In the mid-1950s, Mitropoulos frequently visited Cologne to perform with the Kölner Rundfunk-Sinfonie-Orchester, whose broadcasts have been well documented by ICA Classics. Releases include Mitropoulos’s last ever performance: a compelling account of Mahler’s Symphony No.3 (ICAC5021) which was awarded the prestigious Toblacher Komponierhäuschen International Record Prize in 2011.
Mitropoulos conducted Berlioz’s massive Requiem with its chorus of over 200 voices and offstage brass at the Salzburg Festival on 15 August 1956. This Cologne performance followed on 26 August 1956.

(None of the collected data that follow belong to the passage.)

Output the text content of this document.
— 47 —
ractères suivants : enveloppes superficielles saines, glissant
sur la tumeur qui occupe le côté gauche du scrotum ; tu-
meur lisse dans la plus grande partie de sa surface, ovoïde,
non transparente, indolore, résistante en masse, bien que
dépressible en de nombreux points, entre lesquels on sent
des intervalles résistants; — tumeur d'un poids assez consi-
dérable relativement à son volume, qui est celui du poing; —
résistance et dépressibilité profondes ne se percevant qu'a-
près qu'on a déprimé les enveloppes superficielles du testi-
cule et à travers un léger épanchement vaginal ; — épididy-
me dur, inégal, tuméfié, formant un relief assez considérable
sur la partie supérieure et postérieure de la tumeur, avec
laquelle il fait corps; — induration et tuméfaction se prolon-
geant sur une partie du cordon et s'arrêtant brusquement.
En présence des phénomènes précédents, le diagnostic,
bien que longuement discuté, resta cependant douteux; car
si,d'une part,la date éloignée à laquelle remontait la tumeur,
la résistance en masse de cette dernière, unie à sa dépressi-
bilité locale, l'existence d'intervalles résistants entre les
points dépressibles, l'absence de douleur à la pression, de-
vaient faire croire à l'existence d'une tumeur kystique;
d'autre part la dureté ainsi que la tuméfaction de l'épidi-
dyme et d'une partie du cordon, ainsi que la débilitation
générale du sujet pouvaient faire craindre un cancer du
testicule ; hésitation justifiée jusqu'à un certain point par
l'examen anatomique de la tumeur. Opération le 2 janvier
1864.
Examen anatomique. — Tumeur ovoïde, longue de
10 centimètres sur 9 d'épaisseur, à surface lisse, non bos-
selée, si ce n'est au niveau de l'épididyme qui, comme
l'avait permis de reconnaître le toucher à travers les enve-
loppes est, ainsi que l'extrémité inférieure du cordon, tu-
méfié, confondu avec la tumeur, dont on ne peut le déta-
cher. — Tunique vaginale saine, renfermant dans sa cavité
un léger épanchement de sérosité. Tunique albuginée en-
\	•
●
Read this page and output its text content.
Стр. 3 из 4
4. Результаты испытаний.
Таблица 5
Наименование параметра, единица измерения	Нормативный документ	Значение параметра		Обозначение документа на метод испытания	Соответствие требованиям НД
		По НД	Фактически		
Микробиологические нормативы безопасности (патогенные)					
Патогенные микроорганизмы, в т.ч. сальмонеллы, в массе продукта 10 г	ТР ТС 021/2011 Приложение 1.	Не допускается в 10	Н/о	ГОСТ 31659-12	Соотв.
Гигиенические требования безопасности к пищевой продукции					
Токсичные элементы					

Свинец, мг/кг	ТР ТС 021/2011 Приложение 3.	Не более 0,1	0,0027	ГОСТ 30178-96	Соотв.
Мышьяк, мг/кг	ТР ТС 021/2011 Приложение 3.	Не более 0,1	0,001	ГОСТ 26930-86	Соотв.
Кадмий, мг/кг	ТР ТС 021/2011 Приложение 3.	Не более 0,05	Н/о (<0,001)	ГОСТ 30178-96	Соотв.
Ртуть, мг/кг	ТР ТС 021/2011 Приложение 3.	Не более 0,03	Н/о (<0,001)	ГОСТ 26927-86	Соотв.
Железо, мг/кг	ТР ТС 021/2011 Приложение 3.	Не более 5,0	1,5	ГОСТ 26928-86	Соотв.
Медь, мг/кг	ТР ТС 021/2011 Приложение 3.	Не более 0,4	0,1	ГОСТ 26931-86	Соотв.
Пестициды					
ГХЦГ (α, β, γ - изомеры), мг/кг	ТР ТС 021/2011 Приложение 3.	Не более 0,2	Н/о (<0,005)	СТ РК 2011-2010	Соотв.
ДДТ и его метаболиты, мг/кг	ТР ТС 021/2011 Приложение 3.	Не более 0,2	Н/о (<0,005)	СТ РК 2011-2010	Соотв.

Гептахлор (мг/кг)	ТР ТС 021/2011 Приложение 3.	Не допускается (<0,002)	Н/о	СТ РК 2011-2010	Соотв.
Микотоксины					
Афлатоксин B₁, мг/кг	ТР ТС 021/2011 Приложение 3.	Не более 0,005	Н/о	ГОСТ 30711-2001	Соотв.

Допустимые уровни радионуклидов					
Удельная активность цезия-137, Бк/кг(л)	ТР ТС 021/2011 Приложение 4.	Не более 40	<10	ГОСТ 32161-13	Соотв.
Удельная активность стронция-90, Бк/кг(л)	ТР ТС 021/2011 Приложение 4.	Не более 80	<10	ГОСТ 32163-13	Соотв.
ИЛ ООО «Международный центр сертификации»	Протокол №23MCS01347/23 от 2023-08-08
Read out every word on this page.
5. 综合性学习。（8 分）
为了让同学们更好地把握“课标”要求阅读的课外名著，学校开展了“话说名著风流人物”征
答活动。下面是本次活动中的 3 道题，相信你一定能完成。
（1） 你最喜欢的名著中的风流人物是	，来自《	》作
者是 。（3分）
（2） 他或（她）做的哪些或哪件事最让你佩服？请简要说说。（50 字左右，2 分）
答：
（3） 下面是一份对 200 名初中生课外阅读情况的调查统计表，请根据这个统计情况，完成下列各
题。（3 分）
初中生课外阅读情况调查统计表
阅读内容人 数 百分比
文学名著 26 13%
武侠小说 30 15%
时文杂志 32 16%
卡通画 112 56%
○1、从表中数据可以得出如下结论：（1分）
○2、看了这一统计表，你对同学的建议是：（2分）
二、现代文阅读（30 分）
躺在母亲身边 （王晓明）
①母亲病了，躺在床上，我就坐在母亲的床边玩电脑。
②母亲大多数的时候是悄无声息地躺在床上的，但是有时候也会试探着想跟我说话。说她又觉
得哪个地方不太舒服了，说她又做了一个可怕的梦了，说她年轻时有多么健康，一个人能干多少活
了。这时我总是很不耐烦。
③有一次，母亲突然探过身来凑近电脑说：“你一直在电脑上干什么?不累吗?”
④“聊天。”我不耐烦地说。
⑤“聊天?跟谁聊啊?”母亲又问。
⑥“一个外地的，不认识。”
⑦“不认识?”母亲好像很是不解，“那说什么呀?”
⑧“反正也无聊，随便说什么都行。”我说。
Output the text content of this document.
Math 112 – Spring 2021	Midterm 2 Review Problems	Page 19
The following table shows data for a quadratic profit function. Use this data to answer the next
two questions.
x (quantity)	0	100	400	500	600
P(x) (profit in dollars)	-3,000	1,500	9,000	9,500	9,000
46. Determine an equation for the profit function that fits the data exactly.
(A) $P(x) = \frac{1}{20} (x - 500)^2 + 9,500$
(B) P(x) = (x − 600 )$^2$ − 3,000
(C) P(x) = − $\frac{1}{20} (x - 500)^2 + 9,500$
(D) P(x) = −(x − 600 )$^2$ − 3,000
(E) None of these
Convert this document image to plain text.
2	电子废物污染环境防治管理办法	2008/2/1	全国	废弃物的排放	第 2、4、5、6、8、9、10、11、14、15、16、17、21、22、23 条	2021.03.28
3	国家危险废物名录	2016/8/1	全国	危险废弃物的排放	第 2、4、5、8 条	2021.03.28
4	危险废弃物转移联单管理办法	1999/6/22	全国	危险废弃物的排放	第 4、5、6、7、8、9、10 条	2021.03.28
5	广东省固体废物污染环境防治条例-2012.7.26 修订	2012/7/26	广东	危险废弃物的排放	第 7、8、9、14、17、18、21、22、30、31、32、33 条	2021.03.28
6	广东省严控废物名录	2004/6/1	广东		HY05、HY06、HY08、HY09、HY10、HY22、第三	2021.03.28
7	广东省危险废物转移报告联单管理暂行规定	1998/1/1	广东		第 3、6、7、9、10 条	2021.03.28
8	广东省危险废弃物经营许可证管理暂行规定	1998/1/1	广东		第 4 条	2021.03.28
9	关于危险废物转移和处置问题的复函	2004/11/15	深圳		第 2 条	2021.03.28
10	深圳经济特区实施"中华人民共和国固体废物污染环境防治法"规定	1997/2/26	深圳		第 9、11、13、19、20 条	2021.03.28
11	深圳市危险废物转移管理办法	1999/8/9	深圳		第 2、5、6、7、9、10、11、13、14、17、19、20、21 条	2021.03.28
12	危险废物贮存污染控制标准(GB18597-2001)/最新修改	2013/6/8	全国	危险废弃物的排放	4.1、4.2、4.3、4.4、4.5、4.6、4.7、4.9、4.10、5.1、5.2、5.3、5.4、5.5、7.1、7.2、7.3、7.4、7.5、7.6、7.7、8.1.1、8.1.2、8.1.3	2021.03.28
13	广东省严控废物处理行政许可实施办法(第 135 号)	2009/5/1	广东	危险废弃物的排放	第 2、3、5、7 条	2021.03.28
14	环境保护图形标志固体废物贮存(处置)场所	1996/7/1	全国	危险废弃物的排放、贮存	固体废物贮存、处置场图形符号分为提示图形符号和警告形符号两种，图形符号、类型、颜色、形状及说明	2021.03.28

This ICA release is the first official recording using the original WDR master tapes. The sound from the 1956 tapes is incredible by any standards.
The tenor soloist in the Sanctus is the young Nicolai Gedda.
The performance is contained on one CD running for over 82 minutes.
Hector Berlioz: Grande messe des morts, Op. 5, "Requiem"
Requiem et Kyrie
Quid sum miser
“[a] deeply felt Requiem, still high-voltage despite mono sound.”
“There is some slight cause for alarm at the beginning, with a ragged entry from the sopranos. But the choir soon settles down and by the time he reaches the 'Dies irae', Dimitri Mitropoulos has really got into his stride...The hushed ending of the Agnus Dei sets the seal on a remarkable performance.”
“our first encounter with the combined Cologne choirs isn’t ideal [but] I must encourage you to persevere because the performance soon settles and the singers make a pretty good job of Berlioz’s demanding writing...Mitropoulos has the measure of this vast score and is able to convey its gaunt majesty, its beauty and its grandeur.”